Leiweke would have concluded an agreement that the rival firm would have agreed to avoid the auctions on the Moody Center in exchange for OVG providing it with the subcontracts of the project.
OVG then built the building after submitting the only offer and the Moody Center opened in 2022. The company “continues to receive major projects from the project to date,” the US justice ministry said in a statement.
Leiweke could incur up to 10 years in prison and a fine of $ 1 million or more if it is found guilty.

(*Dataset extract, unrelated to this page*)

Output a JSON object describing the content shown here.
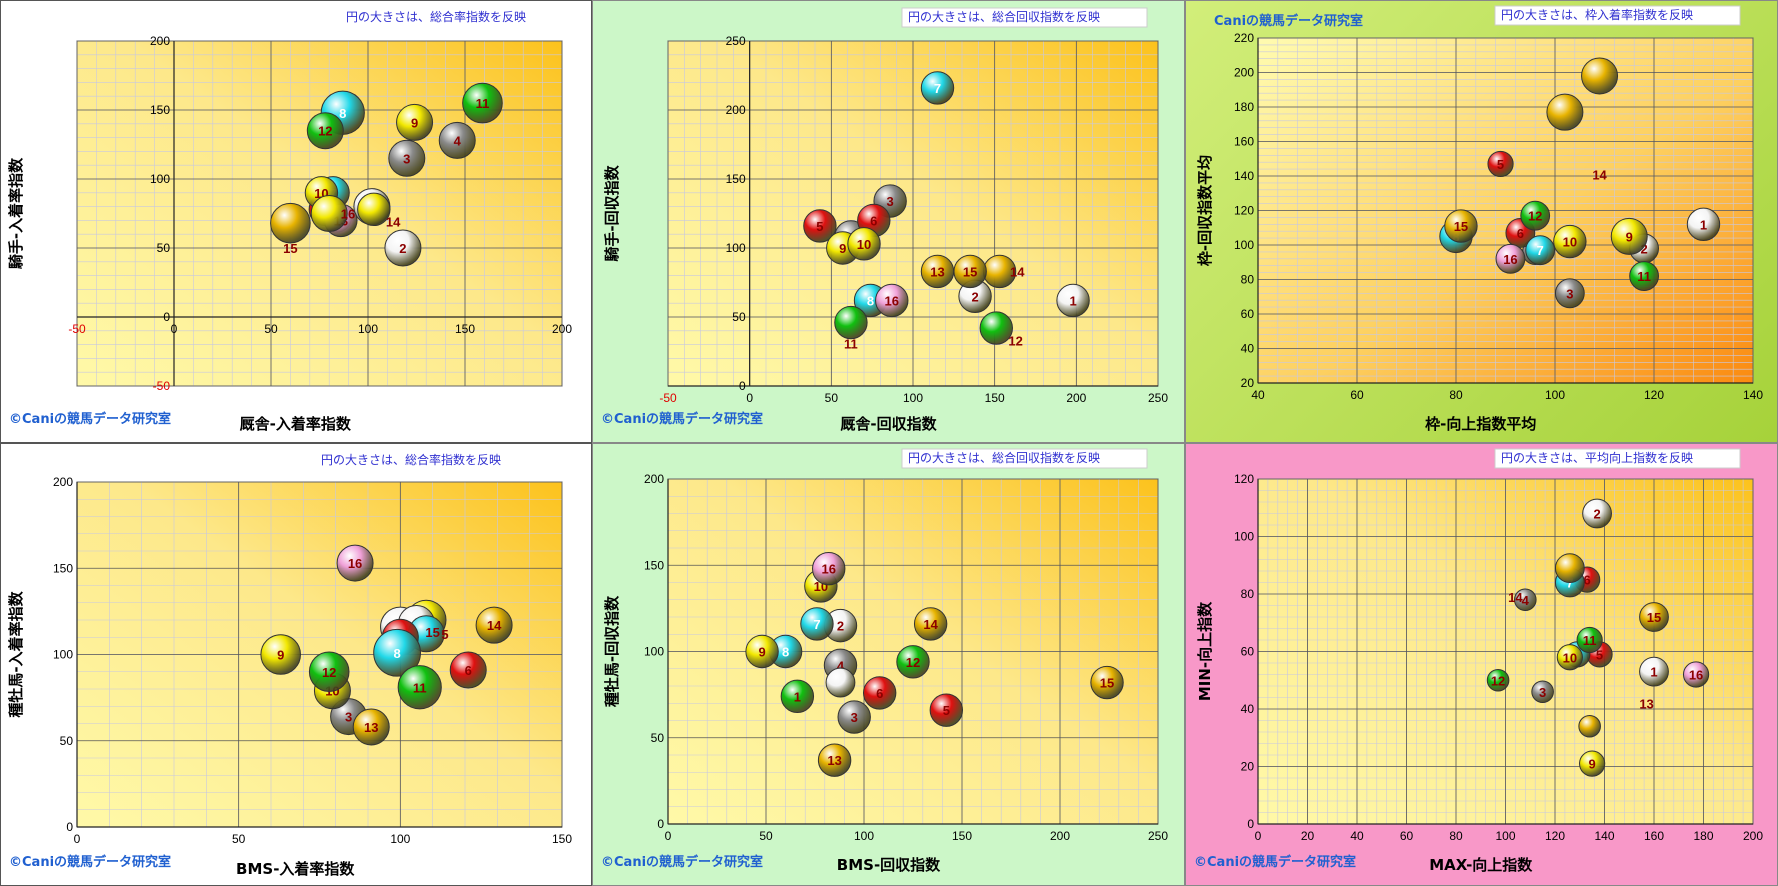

A statement by Abigail Slater, deputy prosecutor of the antitrust division of the Ministry of Justice, accused Leiweke of having “deprived a public university and taxpayers of the advantages of competitive auctions” to stimulate the results of his business. She said that federal officials were still trying to “hold executives who cheat to avoid responsible competition”.
Christopher Raia of the FBI said in a press release that “public contracts are subject to laws requiring an open and competitive tender process to guarantee fair playground”, adding: “The FBI is determined to ensure that those who do not take into account the principles of fair competition do not benefit from a rigged call for calling our communities and our public institutions.”
Leiweke was President of Nuggets from 1991 to 1995 before becoming CEO of Anschutz Entertainment Group (AEG), whose assets include the Hockey team from Los Angeles Kings and the Los Angeles Galaxy Soccer Club. After leaving the AEG in 2013, he was CEO and president of MLSE, based in Canada, whose assets include the main sports franchises in Toronto. He co -founded OVG, based in Denver, and became his CEO in 2015.
Among the next OVG construction projects, there was a new arena at the Louisiana State University (LSU). University officials would have told the Advocate newspaper that they were examining how accusations against Leiweke could affect the New Arena project.